Is Anything Truly Random or Is There an Underlying Order to Everything?

In modern physics, certain quantum processes are deemed fundamentally random. But are they for sure?
Is Anything Truly Random or Is There an Underlying Order to Everything?
Molodec/Shutterstock
Tara MacIsaac
Updated:

The Dutch philosopher Baruch Spinoza (1632–1677) wrote in “Ethics I”: “Nothing in Nature is random. ... A thing appears random only through the incompleteness of our knowledge.” 

In modern physics, certain quantum processes are deemed fundamentally random.

As we currently understand it, quantum randomness is true and absolute randomness,“ said theoretical physicist York Dobyns in an email to the Epoch Times. ”Nothing in the universe can predict quantum outcomes except at a statistical level.”

Put simply, things are considered fundamentally fuzzy or indeterminate in quantum theory. A particle may behave as a wave; Heisenberg’s uncertainty principle states that we have a limited ability to know more than one physical property of a particle (such as position and momentum) at the same time; radioactive decay is unpredictable, it results from a particle quantum tunneling into or out of the nucleus. 

As far as physicists can tell, quantum mechanics includes true randomness. But Spinoza may still be right.

Uncertain Footing of Quantum Theory’s Uncertainties

Dobyns admitted that it is possible even quantum randomness is not truly random. If that is so, quantum theory would have to be majorly reworked.

Physicists expect such a reworking. Quantum theory has major gaps and scientists are seeking a new major theory to replace or complement it. 

Science is torn between classical physics and quantum physics. Each holds true in certain circumstances, but neither can explain how everything works. 

“Current quantum theory can and will be replaced if a better theory (one that explains more) can be devised, and a theory that can make accurate predictions of events that are random according to the current version of QM [quantum mechanics] would be a great candidate,” Dobyns said. 

If quantum theory is replaced by a so-called “Theory of Everything,” the idea of randomness may also disappear. No theory that can predict random quantum events has been proposed, so for now we must assume they are truly random.

Random Number Generators

Machines called random number generators (RNGs) use the quantum processes to generate encryption keys for banks. They are also used as tools for various scientific experiments.

Machines called random number generators (RNGs) use the quantum processes to generate encryption keys for banks.

RNGs have particularly been used in psi (the unknown “psychic” factor that cannot be explained by known physical and biological mechanisms) experiments; for example, researchers have used them to test whether a person could exercise psychokinesis by causing the machine to produce a pattern instead of randomness. 

Dobyns designed and implemented data processing strategies for the Princeton Engineering Anomalies Research (PEAR) lab at Princeton University, where RNGs were often used in psi experiments. 

Dean Radin, chief scientist at the Institute of Noetic Sciences, has also used RNG generators to conduct psi experiments. He explained how the randomness of RNGs is tested statistically.

RNGs produce random bits.
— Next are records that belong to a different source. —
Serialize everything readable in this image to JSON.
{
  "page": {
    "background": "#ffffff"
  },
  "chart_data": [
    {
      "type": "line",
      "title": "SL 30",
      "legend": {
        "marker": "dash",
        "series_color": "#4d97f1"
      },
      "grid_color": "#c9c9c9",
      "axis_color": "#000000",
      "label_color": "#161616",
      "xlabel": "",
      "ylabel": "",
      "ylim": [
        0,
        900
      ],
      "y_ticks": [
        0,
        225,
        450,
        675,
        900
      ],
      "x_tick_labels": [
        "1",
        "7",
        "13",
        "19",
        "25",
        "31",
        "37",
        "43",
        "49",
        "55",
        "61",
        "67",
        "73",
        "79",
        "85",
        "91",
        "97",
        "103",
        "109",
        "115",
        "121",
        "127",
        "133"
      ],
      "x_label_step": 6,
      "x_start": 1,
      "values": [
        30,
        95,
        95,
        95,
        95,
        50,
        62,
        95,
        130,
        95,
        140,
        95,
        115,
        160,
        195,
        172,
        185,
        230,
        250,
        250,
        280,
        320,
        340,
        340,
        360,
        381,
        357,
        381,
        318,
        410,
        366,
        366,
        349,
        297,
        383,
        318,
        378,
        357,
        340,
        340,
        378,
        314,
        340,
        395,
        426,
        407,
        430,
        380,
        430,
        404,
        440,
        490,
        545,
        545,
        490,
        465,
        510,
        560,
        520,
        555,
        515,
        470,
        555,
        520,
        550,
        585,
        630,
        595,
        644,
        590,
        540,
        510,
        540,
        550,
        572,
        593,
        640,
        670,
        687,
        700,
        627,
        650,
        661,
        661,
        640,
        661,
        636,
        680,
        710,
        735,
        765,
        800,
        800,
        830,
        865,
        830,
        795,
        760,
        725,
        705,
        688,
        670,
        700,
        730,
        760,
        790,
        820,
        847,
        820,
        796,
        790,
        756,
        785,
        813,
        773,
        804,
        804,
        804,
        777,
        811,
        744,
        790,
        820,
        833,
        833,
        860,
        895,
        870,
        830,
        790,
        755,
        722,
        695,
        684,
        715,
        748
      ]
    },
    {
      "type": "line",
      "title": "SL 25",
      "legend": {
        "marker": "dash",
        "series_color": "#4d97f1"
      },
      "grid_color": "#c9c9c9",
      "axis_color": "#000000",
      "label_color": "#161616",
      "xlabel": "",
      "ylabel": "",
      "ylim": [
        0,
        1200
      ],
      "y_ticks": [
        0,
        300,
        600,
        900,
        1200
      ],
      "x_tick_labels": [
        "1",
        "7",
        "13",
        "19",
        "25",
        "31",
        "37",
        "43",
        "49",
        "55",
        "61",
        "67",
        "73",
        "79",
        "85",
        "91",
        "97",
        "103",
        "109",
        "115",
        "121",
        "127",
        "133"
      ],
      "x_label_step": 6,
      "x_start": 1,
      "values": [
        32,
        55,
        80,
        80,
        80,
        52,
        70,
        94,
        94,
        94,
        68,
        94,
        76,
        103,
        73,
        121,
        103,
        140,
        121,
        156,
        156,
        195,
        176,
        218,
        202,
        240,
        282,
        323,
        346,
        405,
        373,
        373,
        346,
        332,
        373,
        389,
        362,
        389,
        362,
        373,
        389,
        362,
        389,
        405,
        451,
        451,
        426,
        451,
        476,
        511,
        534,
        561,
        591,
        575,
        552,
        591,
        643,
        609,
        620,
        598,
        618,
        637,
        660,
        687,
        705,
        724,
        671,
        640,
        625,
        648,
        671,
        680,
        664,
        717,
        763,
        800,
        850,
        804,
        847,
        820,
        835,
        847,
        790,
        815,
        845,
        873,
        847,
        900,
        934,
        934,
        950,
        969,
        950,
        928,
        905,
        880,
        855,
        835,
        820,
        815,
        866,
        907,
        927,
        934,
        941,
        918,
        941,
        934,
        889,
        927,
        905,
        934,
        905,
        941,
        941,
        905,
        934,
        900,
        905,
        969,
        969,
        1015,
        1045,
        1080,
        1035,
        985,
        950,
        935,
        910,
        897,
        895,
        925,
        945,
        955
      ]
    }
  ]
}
They’re often described as electronic coin-flippers; they randomly produce either a 1 or a zero. 

To test the RNG, researchers run tens of millions of bits produced by the RNG through statistical tests (one such suite of statistical tests is called Die Hard, developed by mathematician George Marsaglia at Florida State University). They test the distribution of bits in many ways, using variables that mathematicians have determined should indicate if the RNG is behaving randomly. 

“If it passes all of the tests, then you say, ‘As best as we can tell, this is behaving like a true random system,’” Radin said. “But it’s quite true that you actually never know. Because it could be that after you’ve tested the 10 million random bits that the next 10 million might all come out the same, or some silly thing like that.”

“You assume that the sample of the tested bits is a fair representative of the whole population of bits and accurately reflects how the RNG works,” he said.

Some RNGs use computer algorithms instead of the “noise” created by quantum processes. These are sufficient for certain uses, but the resulting sequences are deterministic, and some uses require truly unpredictable, non-deterministic sequences.

If you go to an online poker site, for example, and you know the algorithm and seed, you can write a program that will predict the cards that are going to be dealt
Steve Ward, professor, MIT

Some RNGs also use thermal or atmospheric noise instead of defined patterns. But these may still be biased, for example, toward higher or even (as opposed to odd) numbers. RNGs using quantum processes are considered the most random. 

In addition to banking encryption and psi tests, MIT Computer Science and Engineering Professor Steve Ward, pointed out another use for true randomness in a post on the MIT website: “If you go to an online poker site, for example, and you know the algorithm and seed, you can write a program that will predict the cards that are going to be dealt.”

Radin said the encryption keys produced by true RNGs are the best we can do at present, as confirmed by the mathematics used to test them. Quantum mechanics appears to provide us with true randomness, for now at least.